Is there a huge market for premium wearable devices such as those from Misfit?
There are a lot of activity and sleep monitors on the market, but Misfit wins out because of its always-on functionality, it’s water-resistance and its style quotient. The UAE, in particular, has always had an appreciation for chic designs and a penchant for brands with exceptional craftsmanship. Additionally, Misfit products offer multi-platform experiences that do not restrict consumers in their choice of hardware. Thereby, instead of competing with smartphones, we widen the user base we can reach out to through them. We appeal to a very wide audience – we’re not just focused on die-hard sports users.

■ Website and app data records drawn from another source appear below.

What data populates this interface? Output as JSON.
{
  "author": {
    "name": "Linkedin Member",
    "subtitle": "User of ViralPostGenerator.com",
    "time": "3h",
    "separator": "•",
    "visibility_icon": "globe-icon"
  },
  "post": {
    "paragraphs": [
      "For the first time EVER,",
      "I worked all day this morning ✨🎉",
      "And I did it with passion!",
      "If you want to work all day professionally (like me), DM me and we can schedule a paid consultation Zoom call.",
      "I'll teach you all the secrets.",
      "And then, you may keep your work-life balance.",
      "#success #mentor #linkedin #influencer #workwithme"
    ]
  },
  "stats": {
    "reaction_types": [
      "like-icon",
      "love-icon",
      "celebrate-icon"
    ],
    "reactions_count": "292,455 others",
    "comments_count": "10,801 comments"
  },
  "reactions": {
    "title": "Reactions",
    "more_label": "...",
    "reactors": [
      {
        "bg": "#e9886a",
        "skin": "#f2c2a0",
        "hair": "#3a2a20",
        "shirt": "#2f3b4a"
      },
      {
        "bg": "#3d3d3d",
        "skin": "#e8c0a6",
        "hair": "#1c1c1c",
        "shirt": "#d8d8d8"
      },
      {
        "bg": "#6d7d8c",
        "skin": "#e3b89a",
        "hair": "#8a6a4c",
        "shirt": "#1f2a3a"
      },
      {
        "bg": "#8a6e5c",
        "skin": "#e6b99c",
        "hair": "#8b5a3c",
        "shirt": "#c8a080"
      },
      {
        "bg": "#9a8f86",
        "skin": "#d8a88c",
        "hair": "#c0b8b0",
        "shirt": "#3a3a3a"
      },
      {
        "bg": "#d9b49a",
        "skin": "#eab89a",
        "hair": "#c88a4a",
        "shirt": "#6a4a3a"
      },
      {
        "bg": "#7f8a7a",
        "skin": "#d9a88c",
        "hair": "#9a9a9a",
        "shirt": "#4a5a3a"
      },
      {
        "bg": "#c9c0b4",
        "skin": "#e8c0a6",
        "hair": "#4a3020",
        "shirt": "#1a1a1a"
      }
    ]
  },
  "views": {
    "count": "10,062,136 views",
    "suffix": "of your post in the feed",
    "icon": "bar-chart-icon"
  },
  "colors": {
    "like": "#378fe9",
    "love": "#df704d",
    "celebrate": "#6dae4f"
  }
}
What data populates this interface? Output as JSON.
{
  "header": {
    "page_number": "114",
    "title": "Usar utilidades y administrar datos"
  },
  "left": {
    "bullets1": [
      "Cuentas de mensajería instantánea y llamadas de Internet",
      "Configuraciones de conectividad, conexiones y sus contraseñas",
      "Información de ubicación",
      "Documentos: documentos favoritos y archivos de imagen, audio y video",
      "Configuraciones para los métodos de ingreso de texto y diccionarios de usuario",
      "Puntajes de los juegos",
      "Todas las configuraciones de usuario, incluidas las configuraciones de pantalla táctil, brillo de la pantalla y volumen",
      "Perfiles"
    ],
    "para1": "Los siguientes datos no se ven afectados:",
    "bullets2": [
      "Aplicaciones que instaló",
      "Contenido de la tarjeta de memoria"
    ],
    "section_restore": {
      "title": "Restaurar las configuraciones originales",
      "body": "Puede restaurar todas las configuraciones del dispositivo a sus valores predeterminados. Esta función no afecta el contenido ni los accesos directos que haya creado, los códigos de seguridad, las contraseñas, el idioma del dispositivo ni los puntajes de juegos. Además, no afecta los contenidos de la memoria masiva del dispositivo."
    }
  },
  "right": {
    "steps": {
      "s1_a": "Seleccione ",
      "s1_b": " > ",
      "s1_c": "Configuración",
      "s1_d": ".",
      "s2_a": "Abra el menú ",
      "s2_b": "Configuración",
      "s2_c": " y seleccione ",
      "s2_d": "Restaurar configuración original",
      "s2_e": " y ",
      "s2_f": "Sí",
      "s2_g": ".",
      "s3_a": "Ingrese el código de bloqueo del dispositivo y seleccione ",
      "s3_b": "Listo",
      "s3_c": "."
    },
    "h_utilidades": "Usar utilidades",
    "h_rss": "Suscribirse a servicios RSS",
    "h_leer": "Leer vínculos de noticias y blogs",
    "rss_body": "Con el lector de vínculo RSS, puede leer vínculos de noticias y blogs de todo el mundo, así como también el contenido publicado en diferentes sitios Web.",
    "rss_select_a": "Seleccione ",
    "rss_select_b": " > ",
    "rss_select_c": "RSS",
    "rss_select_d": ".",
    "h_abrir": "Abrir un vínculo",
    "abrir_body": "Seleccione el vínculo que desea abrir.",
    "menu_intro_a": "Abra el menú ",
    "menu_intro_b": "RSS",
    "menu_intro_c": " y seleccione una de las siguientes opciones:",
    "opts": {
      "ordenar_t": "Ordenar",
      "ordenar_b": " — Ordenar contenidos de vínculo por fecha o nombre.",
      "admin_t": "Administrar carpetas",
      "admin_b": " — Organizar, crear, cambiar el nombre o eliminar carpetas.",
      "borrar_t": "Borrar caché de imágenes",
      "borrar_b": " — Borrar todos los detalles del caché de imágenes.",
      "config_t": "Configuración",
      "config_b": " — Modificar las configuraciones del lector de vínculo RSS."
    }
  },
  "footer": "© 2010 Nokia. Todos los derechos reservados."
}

In terms of innovation and value add, what has Misfit brought to the market?
Initially, the appeal of wearable tech was limited to just tech savvy individuals. But we’re looking to evolve wearables to have mass appeal. The line between fashion and tech is beginning to blur as manufacturers such as Misfit start to fill the gap in the wearables market for technology that is both functional and fashionable. Misfit products also feature IoT integration, which marks an area of heavy projected growth. When you tap Misfit’s Ray or Shine three times, you can switch on the lights at home, play the next song on your playlist, take a selfie or make your phone ring.
Can we see any new products from Misfit in the coming months?
Typically, Misfit products are available as sports accessories and so the band is made of plastic composite. But we’re now launching products with leather bands as well. We have also launched a whole range of accessories: double-wrap leather bands, cords, necklaces and a further variety to dress up the tracker and make it more appealing to a wider group of consumers.